Thursday, 11 April 2013

Youth Runs Wild (1944)

Youth Runs Wild was a 1944 product of Val Lewton’s legendary B-movie unit at RKO, but if you’re expecting it to be like his horror movies you’re going to be disappointed.

When we think of juvenile delinquent movies we naturally think of the 1950s, but in fact they were being made as early as the 1930s, Dorothy Davenport’s 1934 The Road To Ruin being an outstanding early example. The Road To Ruin was an exploitation movie, made outside the studio system and not subject to the Production Code, and it was therefore able to be fairly racy with drugs, booze and even nudity being featured. Youth Runs Wild on the other hand was a product of the studio system, and it’s very much blander.

Frankie Hauser (Glen Vernon) is 15 years old. He lives with his parents and his older sister Mary, whose husband Danny has gone off to war. Frankie is in love with the girl next door, Sarah. She’s an older woman, being 16 years old. The Hausers are an ordinary decent family.


Frankie had never been any problem to his parents, not until recently. Now he’s been playing truant from school. Both Mary and his parents are inclined to suspect that Sarah has been a bad influence on him, and this suspicion grows much stronger when Frankie finds himself hauled before a Juvenile Court. Frankie is now forbidden to see Sarah. Danny, now returned to the US after being wounded, is assigned parole of Frankie and his two youthful partners in crime.

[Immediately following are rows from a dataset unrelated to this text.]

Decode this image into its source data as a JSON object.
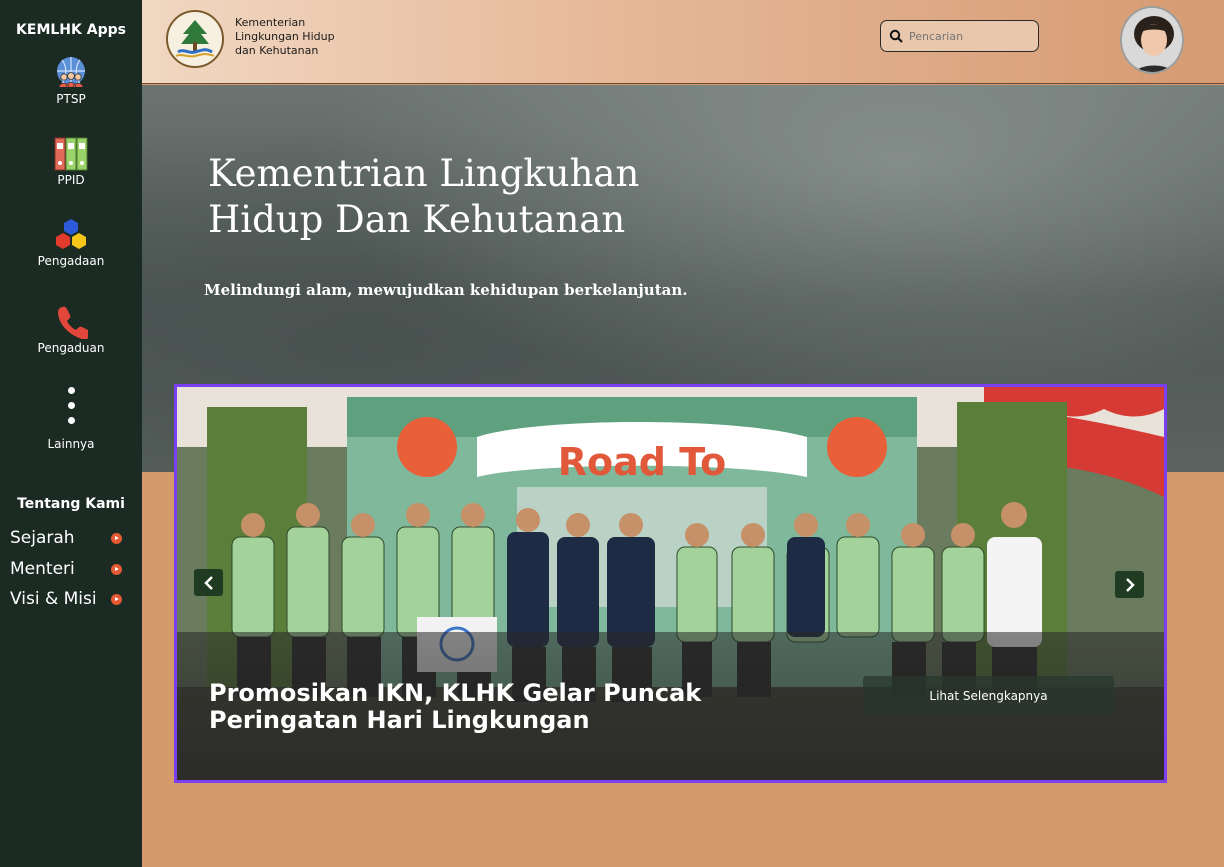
{
  "sidebar": {
    "title": "KEMLHK Apps",
    "apps": [
      {
        "label": "PTSP",
        "icon": "globe-people-icon"
      },
      {
        "label": "PPID",
        "icon": "binders-icon"
      },
      {
        "label": "Pengadaan",
        "icon": "hexagons-icon"
      },
      {
        "label": "Pengaduan",
        "icon": "phone-icon"
      },
      {
        "label": "Lainnya",
        "icon": "more-vertical-icon"
      }
    ],
    "about_title": "Tentang Kami",
    "about_links": [
      {
        "label": "Sejarah"
      },
      {
        "label": "Menteri"
      },
      {
        "label": "Visi & Misi"
      }
    ]
  },
  "header": {
    "brand_line1": "Kementerian",
    "brand_line2": "Lingkungan Hidup",
    "brand_line3": "dan Kehutanan",
    "search_placeholder": "Pencarian"
  },
  "hero": {
    "title_line1": "Kementrian Lingkuhan",
    "title_line2": "Hidup Dan Kehutanan",
    "subtitle": "Melindungi alam, mewujudkan kehidupan berkelanjutan."
  },
  "carousel": {
    "headline_line1": "Promosikan IKN, KLHK Gelar Puncak",
    "headline_line2": "Peringatan Hari Lingkungan",
    "more_label": "Lihat Selengkapnya",
    "banner_text": "Road To"
  },
  "colors": {
    "sidebar_bg": "#1b2a22",
    "accent": "#e65a33",
    "carousel_border": "#7a3ff0"
  }
}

Sarah has her own problems. Her parents are only interested in partying and as far as they’re concerned she’s just in the way.


Both Frankie and Sarah have been seeing quite a lot of Larry Duncan (Lawrence Tierney) and his girlfriend Toddy (Bonita Granville). Larry always seem to have lots of money, and this makes Frankie feel very inadequate. Frankie’s problem is that he is still just a kid, and he’s in too much of a hurry to grow up. Watching people like his brother-in-law Danny go off to war makes him feel even more of a kid. With the US war effort in full swing Frankie feels he is missing out, that kids only a few years older than him are in uniform and getting the respect that goes along with that.

The movie limps along to a painfully predictable ending, with an even more painful epilogue of government propaganda about the ways juvenile delinquency is being solved. The movie mostly takes the line that everything is the parents’ fault, although rather disturbingly it seems to imply that the government can and will fix everything.


The problem with this movie is that Hollywood had not yet invented the teenager, producers were not yet aiming movies specifically at the teen market, and teen subcultures   had not yet been recognised. As a result the movie lacks the focus on the clothes, the style, the music of teenagers that 50s juvenile delinquent movies have. It comes across as a movie aimed at the parents, intended as a stern warning of the dangers of neglecting their kids. Socially conscious movies with a message are almost always cringe-inducing and this particular movie is a prime example of that tendency. The screenplay is unbelievably clumsy and heavy-handed.

Mark Robson directed a couple of notable pictures for Lewton in the 40s, but this movie lacks the style of the Lewton horror films. The B-movie budget is painfully apparent and the story does not offer the opportunities for hiding the modest budget by the use of low-key lighting. The result is a movie that looks as dull as the story it is telling.


The acting is uniformly unimpressive, but given the blandness of the script, the terrible dialogue the actors had to work with and the heavy-handed message incorporated into virtually every scene, you really have to feel sorry for the cast. There really wasn’t much they could do. Even Lawrence Tierney seems unusually dull - Larry is just not a bad enough villain to give Tierney anything to sink his teeth into.

Youth Runs Wild remains no more than a curiosity in Val Lewton’s filmography. It lacks the camp value that makes 1950s juvenile delinquent movies so much fun and it’s painfully earnest. It’s a movie that wants to be an exploitation movie but everybody involved in making it was much too timid to go that route. It’s interesting to see a 1944 movie grappling with a phenomenon that was only just starting to attract attention, and also grappling with the stresses that the war imposed on people on the home front, but sitting through this movie is quite a chore, even with a running time of just 67 minutes. If nothing else, it proves that even Val Lewton could make a bad movie.